Illustration d'un bébé géant symbolisant l'éducation de Gargantua, inspirée du roman de Rabelais.

 

  • Une remémoration active et vivante du savoir


Ce moment d’ouverture à la nature est suivi d’un retour au savoir, mais cette fois de manière interactive et vivante : pendant que Gargantua est « habillé, peigné, coiffé, apprêté et parfumé », on lui répète les leçons de la veille. L’énumération des actions liées à la toilette donne un rythme cadencé au texte, et montre que le savoir s’insère dans la vie quotidienne. Le corps et l’esprit ne sont jamais dissociés comme l’indique le complément circonstanciel de temps « pendant ce temps » : Gargantua apprend en se préparant, dans une relation constante entre les gestes du corps et les activités de l’esprit.


L’enseignement est également actif. L’expression « lui-même » insiste sur l’implication active de l’élève dans son apprentissage. L’expression « par cœur » évoque la mémorisation, mais aussi une certaine intériorisation du savoir. En effet, Gargantua « y appliquait des exemples pratiques concernant la condition humaine ». Cette précision montre que l’apprentissage ne reste pas théorique, mais se relie à l’expérience concrète. Le savoir prend alors tout son sens lorsqu’il s’applique à l’homme, à sa nature, à sa destinée, des sujets au cœur de la philosophie humaniste.

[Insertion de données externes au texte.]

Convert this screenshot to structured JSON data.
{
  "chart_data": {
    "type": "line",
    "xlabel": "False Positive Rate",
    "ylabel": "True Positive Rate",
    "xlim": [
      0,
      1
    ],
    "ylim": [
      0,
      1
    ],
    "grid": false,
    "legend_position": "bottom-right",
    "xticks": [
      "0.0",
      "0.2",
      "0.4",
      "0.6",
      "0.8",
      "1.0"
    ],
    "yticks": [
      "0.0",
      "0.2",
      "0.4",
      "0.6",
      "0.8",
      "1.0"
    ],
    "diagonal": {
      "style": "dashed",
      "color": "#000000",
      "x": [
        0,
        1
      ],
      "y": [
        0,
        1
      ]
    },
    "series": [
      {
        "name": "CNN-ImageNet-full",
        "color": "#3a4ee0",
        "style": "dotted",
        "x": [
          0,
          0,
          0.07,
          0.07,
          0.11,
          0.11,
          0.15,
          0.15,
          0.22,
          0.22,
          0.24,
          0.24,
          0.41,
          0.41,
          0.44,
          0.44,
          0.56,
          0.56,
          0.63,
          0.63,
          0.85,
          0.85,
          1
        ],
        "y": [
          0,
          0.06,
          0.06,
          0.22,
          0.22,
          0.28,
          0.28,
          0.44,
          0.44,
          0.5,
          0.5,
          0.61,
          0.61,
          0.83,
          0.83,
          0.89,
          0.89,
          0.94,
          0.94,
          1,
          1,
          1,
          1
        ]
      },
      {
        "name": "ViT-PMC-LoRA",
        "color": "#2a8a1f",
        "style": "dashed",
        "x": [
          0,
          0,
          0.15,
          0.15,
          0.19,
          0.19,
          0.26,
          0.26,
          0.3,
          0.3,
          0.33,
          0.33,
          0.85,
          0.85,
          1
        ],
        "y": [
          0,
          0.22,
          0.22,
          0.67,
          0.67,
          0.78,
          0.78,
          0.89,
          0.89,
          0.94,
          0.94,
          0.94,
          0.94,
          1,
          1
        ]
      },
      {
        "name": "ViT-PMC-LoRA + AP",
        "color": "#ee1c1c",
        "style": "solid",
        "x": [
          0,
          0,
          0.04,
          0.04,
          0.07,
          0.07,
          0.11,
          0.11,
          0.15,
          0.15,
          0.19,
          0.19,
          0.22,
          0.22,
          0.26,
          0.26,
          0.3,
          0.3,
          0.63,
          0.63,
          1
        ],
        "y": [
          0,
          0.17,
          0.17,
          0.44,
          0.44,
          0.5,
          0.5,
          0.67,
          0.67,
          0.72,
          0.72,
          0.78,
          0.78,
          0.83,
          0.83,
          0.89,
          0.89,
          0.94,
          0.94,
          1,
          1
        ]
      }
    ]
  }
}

La durée de l’action est encore soulignée par un complément circonstanciel de temps « pendant deux ou trois heures » renforcé par l’imparfait d’habitude du verbe « poursuivaient », ce qui indique l’intensité, la répétition et la régularité des échanges. Le mot « discussion » évoque l’oralité et le partage d’idées. Le savoir n’est pas unilatéral comme chez les sophistes ; il est dialogue, échange, réflexion partagée.

Ce deuxième moment de la journée illustre donc une pédagogie fondée sur la curiosité, l’échange et une participation active de Gargantua à son éducation, ce qui correspond parfaitement à la vision humaniste d’un esprit libre et éclairé par la raison.

 


3. Une éducation complète qui inclut l’exercice physique

De « Ensuite, (…) toujours en discutant du sujet de la lecture... » jusqu’à la fin.



  • La continuité entre le travail de l’esprit et le mouvement du corps


Dans cette dernière partie, Rabelais montre que l’éducation ne se limite pas qu’à l’apprentissage intellectuel : elle se poursuit dans l’activité physique. Cependant, il n’y a pas de rupture brutale entre les deux domaines : l’adverbe « toujours » souligne la continuité entre les apprentissages de la journée et les activités à venir.  Le participe présent « en discutant » indique la simultanéité entre le mouvement et la pensée. Le savoir se déplace avec eux : la réflexion se prolonge au-delà de la salle d’étude, dans un esprit d’ouverture propre à l’humanisme.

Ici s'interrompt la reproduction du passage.